Oil jumped the most in more than a week rose after a report that OPEC and allied crude producers will discuss deepening supply cuts next month.
Futures climbed more than 2% in London and New York on Tuesday. Members of the Organization of Petroleum Exporting Countries are concerned about the outlook for demand next year, Reuters reported, citing unnamed cartel sources.
“The biggest piece of news is that OPEC is considering deeper cuts,” said Josh Graves, senior market strategist at RJ O’Brien & Associates in Chicago. “I think that’s something that needs to be done.”
Oil prices already were heading higher early Tuesday as the S&P 500 Index climbed toward a record high and companies from Procter & Gamble Co. and United Technologies Corp. posted improved outlooks.

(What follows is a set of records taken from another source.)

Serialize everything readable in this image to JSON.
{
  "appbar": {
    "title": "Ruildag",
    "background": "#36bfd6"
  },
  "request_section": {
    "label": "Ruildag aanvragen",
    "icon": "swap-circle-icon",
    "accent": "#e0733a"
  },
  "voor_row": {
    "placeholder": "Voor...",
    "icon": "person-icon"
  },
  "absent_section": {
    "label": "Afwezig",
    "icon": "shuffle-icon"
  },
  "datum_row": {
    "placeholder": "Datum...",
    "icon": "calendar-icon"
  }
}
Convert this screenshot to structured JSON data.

U.S. benchmark futures have been under pressure for the past six months as the protracted U.S.-China trade war imperiled worldwide energy demand. President Donald Trump on Monday said negotiations are progressing, raising expectations that the world’s largest economies may sign a deal as soon as next month.
West Texas Intermediate crude for November delivery, which expires Tuesday, rose $1.14 to $54.45 a barrel at 11:32 a.m. on the New York Mercantile Exchange. The more active December contract gained $1.12 to $54.63.

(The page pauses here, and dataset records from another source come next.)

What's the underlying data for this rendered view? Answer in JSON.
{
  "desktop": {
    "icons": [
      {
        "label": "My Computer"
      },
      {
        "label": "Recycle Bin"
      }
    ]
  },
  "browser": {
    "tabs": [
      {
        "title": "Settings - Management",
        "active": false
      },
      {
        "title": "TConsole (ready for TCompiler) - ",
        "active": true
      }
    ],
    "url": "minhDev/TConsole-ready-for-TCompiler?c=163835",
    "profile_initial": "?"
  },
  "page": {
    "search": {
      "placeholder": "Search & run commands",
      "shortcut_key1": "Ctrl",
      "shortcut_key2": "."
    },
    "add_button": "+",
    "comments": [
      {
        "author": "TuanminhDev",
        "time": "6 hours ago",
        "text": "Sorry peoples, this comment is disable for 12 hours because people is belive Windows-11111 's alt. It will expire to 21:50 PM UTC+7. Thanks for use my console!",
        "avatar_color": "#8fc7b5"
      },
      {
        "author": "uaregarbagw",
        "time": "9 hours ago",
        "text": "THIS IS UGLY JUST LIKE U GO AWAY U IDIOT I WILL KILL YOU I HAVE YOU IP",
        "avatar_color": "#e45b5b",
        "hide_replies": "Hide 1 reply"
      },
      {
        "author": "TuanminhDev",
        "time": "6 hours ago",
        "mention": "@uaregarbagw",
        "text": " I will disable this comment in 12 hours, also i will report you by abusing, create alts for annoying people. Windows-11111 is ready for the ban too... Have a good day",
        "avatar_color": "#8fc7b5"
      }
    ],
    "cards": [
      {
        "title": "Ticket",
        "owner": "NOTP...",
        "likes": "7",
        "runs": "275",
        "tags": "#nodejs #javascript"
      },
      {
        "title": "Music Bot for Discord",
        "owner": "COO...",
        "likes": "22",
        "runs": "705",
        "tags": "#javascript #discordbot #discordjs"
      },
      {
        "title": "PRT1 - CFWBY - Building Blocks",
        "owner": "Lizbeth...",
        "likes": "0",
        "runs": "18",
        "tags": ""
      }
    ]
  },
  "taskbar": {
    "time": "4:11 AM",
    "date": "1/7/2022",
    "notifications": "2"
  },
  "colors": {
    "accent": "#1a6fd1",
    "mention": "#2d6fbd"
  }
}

Brent for December settlement increased $1.05 to $60.01 on the London-based ICE Futures Europe Exchange. The global benchmark crude traded at a premium of $5.43 to WTI for the same month.
Meanwhile, U.S. crude inventories probably rose for a sixth time last week, the longest run of gains in almost a year, according to a Bloomberg survey. The government’s weekly tally of supplies in storage is scheduled for release on Wednesday.
“If we get anything above the forecast, that could derail this little pop here, regardless of what OPEC says,” Graves said.